Blood samples were used to determine individual genetic makeup and predict an overall risk estimate.

These were used alongside other risk factors, which included age at first assessment, family history of first- and second-degree relatives, age at first child, first period and menopause, height and weight, and history of prior non-cancerous breast disease.

The predictions have been confirmed as accurate by a SNP study of 10,000 women, 455 of whom went on to develop breast cancer, by the charity Prevent Breast Cancer, which also helped fund Gareth’s research. 

In addition, many women who were originally classified as having a high risk (above 30%) were reclassified to a lower risk of developing breast cancer.

Alternative treatment

This means that for those women who assume the worst-case scenario, a risk-reducing mastectomy will not be recommended.
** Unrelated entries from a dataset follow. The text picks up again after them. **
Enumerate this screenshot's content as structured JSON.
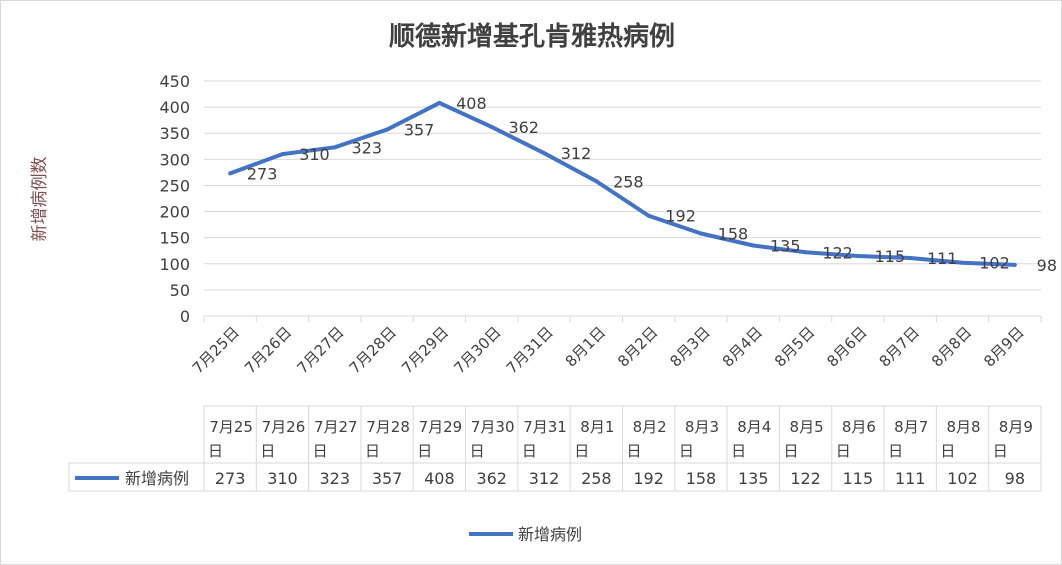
{
  "chart_data": {
    "type": "line",
    "title": "顺德新增基孔肯雅热病例",
    "ylabel": "新增病例数",
    "xlabel": "",
    "ylim": [
      0,
      450
    ],
    "yticks": [
      0,
      50,
      100,
      150,
      200,
      250,
      300,
      350,
      400,
      450
    ],
    "grid": true,
    "legend_position": "bottom",
    "categories": [
      "7月25日",
      "7月26日",
      "7月27日",
      "7月28日",
      "7月29日",
      "7月30日",
      "7月31日",
      "8月1日",
      "8月2日",
      "8月3日",
      "8月4日",
      "8月5日",
      "8月6日",
      "8月7日",
      "8月8日",
      "8月9日"
    ],
    "series": [
      {
        "name": "新增病例",
        "color": "#4472C4",
        "values": [
          273,
          310,
          323,
          357,
          408,
          362,
          312,
          258,
          192,
          158,
          135,
          122,
          115,
          111,
          102,
          98
        ]
      }
    ],
    "data_table": true
  }
}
The study also goes on to suggest that the number of women with BRCA1 and 2 mutations who currently choose to have a preventative mastectomy could reduce from 50% to about 36%.

“The test indicates that SNPs work in the same way in mutations like BRCA as they do in the general population and, while you can’t use exactly the same odds ratios as you would to [predict cancer] in the general population because they work slightly differently in BRCA, you can better guide women as to where they are on the risk range,” Gareth says.

As a result, women can be offered alternative treatments, such as scans, chemo prevention and drugs, such as Tamoxifen, Raloxifene and Anastrozole.  “Anastrazole costs 4p a day,” Gareth says. “If you can more accurately identify women at high enough risk to take it, using our SNPs alongside density and standard risk factors in the general population, you could actually save the NHS money.”

The future

If women are being tested at scale – running about 96 at a time – each test costs £60, and there is interest in expanding the test nationwide. “There is a plan to do a study offering BRCA carriers this test alongside their pre-symptomatic genetics test,” says Gareth. 

Genetic risks of other cancers could be predicted in the same way – a similar test for prostate cancer is under development and SNPs for bowel, ovarian, womb and lung cancer have been identified. “All of these are potentially amenable to the same tests that we have developed for breast cancer,” Gareth adds.

“Predicting risk and enabling prevention and early detection can shape the future of cancer research and treatment.”


All about Gareth

Trained at St Mary’s Hospital Medical School in London, specialising in paediatrics

Interest shifted to genetics, so undertook an MD in cancer genetics between 1990 and 1992 while working as a senior research fellow at Manchester University

Chairman of the NICE Familial Breast Cancer Guideline Development Group from 2002 to 2010, and has been clinical lead since 2011

Developed a national training programme for clinicians, nurses and genetic counsellors in breast cancer genetics 

Published over 650 peer-reviewed research publications, over 100 reviews and chapters and has had a book published by Oxford University Press on familial cancer.